I was part of 11 people who went to the Nutty Putty Cave
on November 24th, 2009, just two days ago. I was invited by a great friend and old roommate, Josh Jones, to come along with he and a few family members. I have gone on several caving expeditions with Josh and thought it would be an enjoyable new cave to visit.
When we entered the cave Josh, John, Jessica (friend of Josh), and I went first, while two other adults and four teenagers followed behind. The cave is a geothermal hotspot and so it is very warm and moist in there. Because of this it was a little more difficult to breath, but also nice because it was around 30 degree Fahrenheit above ground.
The rest is hard to explain unless I can use my hands, but for simplicities sake: We had a map of the cave
and got to a part where we couldn't find where it continued, so we each took a route that looked like it could be the right way. It is this part of the story that I keep recalling over and over in my head, because at this point I asked John if he wanted to explore the spot, which we later would learn is called the "Ed's Push" area. He went in to the spot face first because he was climbing up, but then it curved and started heading downwards, then it got too small for him to push himself backwards up against gravity, so he slid down further and became wedged. We didn't know he was stuck for several minutes. Jessica and I waited for Josh to get out of the hole he was exploring. When he did we told him (without much thought) to go in and see if John needed help, meanwhile Jessica and I explored two other spots where the cave could have continued. The rest of the group joined us at this point. We could not find where it continued, so sat waiting near the area. After about 15 minutes I hollered to Josh if things were okay. He came out in a mix of calm and panic and said he was going to go up and call for help and asked that I go in a comfort John and maybe try to help, because I was the only adult that would fit. So I crawled in above John (it was a very tight spot and I often would panic because it was difficult to move) and John and I tried several things to move him up. I did the best I could to keep him in good spirits by giving him little goals to reach. Mike, John's brother, was outside of the tight spot talking to me, which I much appreciated because it helped keep my spirits up. But after an hour I was becoming tired and scraped up and started to get psychologically messed up. I crawled out and Josh crawled in to see what he could do.
I crawled out of the cave and joined everyone else outside of the cave. They had all been gathered around the entrance praying and singing church hymns. The search and rescue vehicles started to show up and we decided we needed to get the teenagers home. And we felt there was nothing we could do but get in the way, so a group of us left, leaving Josh and Mike and another brother-in-law with John.

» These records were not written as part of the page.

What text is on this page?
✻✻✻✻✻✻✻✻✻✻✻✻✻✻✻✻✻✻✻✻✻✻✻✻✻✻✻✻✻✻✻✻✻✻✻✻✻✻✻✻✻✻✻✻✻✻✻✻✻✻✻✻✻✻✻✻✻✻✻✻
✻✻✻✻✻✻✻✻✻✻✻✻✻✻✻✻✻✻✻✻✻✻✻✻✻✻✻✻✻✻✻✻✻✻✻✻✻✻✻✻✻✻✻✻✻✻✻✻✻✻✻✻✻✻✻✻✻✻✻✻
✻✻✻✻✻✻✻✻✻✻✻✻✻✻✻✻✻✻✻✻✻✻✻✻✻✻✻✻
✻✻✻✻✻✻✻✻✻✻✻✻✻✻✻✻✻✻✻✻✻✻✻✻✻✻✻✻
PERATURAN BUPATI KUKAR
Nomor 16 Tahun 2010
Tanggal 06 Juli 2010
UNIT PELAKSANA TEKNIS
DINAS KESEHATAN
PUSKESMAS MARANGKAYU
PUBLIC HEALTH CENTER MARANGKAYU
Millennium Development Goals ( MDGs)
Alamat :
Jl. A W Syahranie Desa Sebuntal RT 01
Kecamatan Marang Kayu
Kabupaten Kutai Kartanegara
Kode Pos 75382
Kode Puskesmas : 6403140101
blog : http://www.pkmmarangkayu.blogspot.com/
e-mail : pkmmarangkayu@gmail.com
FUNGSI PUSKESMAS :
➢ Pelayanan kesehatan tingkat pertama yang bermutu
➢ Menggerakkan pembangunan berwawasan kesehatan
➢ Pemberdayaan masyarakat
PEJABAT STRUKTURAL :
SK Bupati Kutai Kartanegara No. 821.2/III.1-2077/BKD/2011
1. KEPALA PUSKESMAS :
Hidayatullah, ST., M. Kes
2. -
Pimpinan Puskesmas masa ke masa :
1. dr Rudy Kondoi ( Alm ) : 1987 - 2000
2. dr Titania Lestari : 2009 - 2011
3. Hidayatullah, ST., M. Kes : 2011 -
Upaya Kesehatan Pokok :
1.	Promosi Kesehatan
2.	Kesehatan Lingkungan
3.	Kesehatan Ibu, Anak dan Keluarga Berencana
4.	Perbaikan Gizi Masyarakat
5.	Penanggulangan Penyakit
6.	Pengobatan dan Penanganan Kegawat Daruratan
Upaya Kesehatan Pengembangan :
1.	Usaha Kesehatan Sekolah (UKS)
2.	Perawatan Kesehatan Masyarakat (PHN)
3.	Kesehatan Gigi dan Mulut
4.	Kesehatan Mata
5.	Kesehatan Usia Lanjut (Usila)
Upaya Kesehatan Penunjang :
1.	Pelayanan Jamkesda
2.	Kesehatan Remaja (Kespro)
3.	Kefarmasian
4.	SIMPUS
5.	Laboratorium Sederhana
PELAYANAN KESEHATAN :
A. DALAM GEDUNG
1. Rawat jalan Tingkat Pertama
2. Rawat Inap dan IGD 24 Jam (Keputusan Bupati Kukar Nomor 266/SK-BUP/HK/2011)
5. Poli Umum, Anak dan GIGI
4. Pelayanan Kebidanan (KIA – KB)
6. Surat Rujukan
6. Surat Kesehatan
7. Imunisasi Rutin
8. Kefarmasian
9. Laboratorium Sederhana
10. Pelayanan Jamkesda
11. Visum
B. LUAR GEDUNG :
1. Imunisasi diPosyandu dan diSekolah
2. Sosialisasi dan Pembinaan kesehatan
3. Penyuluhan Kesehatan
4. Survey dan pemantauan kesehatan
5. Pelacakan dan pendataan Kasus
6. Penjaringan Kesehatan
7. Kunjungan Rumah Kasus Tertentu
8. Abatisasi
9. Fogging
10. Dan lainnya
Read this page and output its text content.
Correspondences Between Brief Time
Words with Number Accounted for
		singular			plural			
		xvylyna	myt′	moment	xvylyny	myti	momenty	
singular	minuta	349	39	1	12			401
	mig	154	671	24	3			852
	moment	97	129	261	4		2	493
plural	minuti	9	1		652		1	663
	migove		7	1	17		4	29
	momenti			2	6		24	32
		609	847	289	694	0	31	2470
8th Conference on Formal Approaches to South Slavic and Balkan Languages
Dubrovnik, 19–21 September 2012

For the next 27 hours I followed the news closely and waited...
Then at 2:36 a.m. I received a text from my friend Josh with the unexpected news that John had passed away.
Since then my thoughts have not turned from his family and the way they must be feeling.
I know that God knows best. I know that his family will be reunited with John. The passing of loved ones is part of Gods plan.
Thank you to all those who have been praying for the Jones' and for me.
I want to say one more thank you to one of the teenagers that came on the trip (I don't know which one). As I was leaving the site Tuesday night, before we knew what would ultimately happen, one of the teenagers in the van remarked "Well, we will have something to talk about on fast & testimony Sunday."
My testimony is more real then ever before. God lives and loves us. Thank you.